Thursday 31 March 2022

Some Thoughts Worth Considering in Designing a Gravity Wheel

I used the term ‘Gravity Wheel’ in the title of this blog in place of ‘Bessler’s Wheel’ to show that gravity wheels might have different configurations to Bessler’s Wheels, although from what I know I don’t think the basics will differ very much.

Fletcher made a comment in my last blog which touched upon a point which most of us will be aware of but which maybe some people missed the potential beneficial consequences of including its actions in our designs. I know its action is used in Bessler’s wheel.

fletch wrote, “ By my reasoning, therefore, for a Bessler wheel to gain in Angular Momentum and be everlasting in motion etc, then some part of the local available Angular Momentum pool must be compensatorily depleted to give the runner Rotational Kinetic Energy.”

A couple of years ago I realised the importance of something connected with gravity wheels which I had been aware of all my life but never considered it’s potential as a source of free energy, additional to that which we already know about, i.e, gravity enabled falling weights.

We design weights to be able to move around with the intention of causing the wheel to overbalance. We can calculate the work done by gravity in making the weights fall, but of course the path of the falling weight is not needed because we only need the perpendicular height of the fall. But if the weight is required to do work as it falls, and still overbalance the wheel, the extra time which the weight takes to fall because it’s doing work, does not affect the calculation, because in the simplest terms, time is not a necessary ingredient. 
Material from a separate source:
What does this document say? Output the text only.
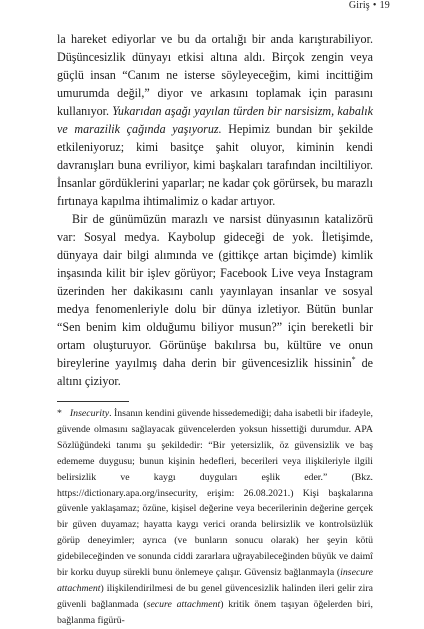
Giriş • 19

la hareket ediyorlar ve bu da ortalığı bir anda karıştırabiliyor. Düşüncesizlik dünyayı etkisi altına aldı. Birçok zengin veya güçlü insan “Canım ne isterse söyleyeceğim, kimi incittiğim umurumda değil,” diyor ve arkasını toplamak için parasını kullanıyor. Yukarıdan aşağı yayılan türden bir narsisizm, kabalık ve marazilik çağında yaşıyoruz. Hepimiz bundan bir şekilde etkileniyoruz; kimi basitçe şahit oluyor, kiminin kendi davranışları buna evriliyor, kimi başkaları tarafından inciltiliyor. İnsanlar gördüklerini yaparlar; ne kadar çok görürsek, bu marazlı fırtınaya kapılma ihtimalimiz o kadar artıyor.

Bir de günümüzün marazlı ve narsist dünyasının katalizörü var: Sosyal medya. Kaybolup gideceği de yok. İletişimde, dünyaya dair bilgi alımında ve (gittikçe artan biçimde) kimlik inşasında kilit bir işlev görüyor; Facebook Live veya Instagram üzerinden her dakikasını canlı yayınlayan insanlar ve sosyal medya fenomenleriyle dolu bir dünya izletiyor. Bütün bunlar “Sen benim kim olduğumu biliyor musun?” için bereketli bir ortam oluşturuyor. Görünüşe bakılırsa bu, kültüre ve onun bireylerine yayılmış daha derin bir güvencesizlik hissinin* de altını çiziyor.

* Insecurity. İnsanın kendini güvende hissedemediği; daha isabetli bir ifadeyle, güvende olmasını sağlayacak güvencelerden yoksun hissettiği durumdur. APA Sözlüğündeki tanımı şu şekildedir: “Bir yetersizlik, öz güvensizlik ve baş edememe duygusu; bunun kişinin hedefleri, becerileri veya ilişkileriyle ilgili belirsizlik ve kaygı duyguları eşlik eder.” (Bkz. https://dictionary.apa.org/insecurity, erişim: 26.08.2021.) Kişi başkalarına güvenle yaklaşamaz; özüne, kişisel değerine veya becerilerinin değerine gerçek bir güven duyamaz; hayatta kaygı verici oranda belirsizlik ve kontrolsüzlük görüp deneyimler; ayrıca (ve bunların sonucu olarak) her şeyin kötü gidebileceğinden ve sonunda ciddi zararlara uğrayabileceğinden büyük ve daimî bir korku duyup sürekli bunu önlemeye çalışır. Güvensiz bağlanmayla (insecure attachment) ilişkilendirilmesi de bu genel güvencesizlik halinden ileri gelir zira güvenli bağlanmada (secure attachment) kritik önem taşıyan öğelerden biri, bağlanma figürü-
Therefore if we simply configure the mechanism to react to the position change of the wheel and use gravity to make a weight move into position which overbalances the wheel, we miss the opportunity to use the weight’s action or motion under the force of gravity, to do some work during its fall. 

If the weight is in free-fall, it has no potential energy to unleash as kinetic energy, until it lands, but if it does work as it falls then it is using kinetic energy as it does so and it can still cause the desired overbalance by its eventual completion of its fall. The argument is similar that used in describing the friction generated in a brick sliding down a slope but in this case the work/friction could be used to help lift a fallen weight. This action may explain von Erlach’s description of each weight “landing gently on the side towards which the wheel turned”. There was little or no padding because the weights were slowed down by doing work, and made reduced noise as they landed. 

This idea I believe might correspond to fletch’s comment that “….some part of the local available Angular Momentum pool must be compensatorily depleted to give the runner Rotational Kinetic Energy.”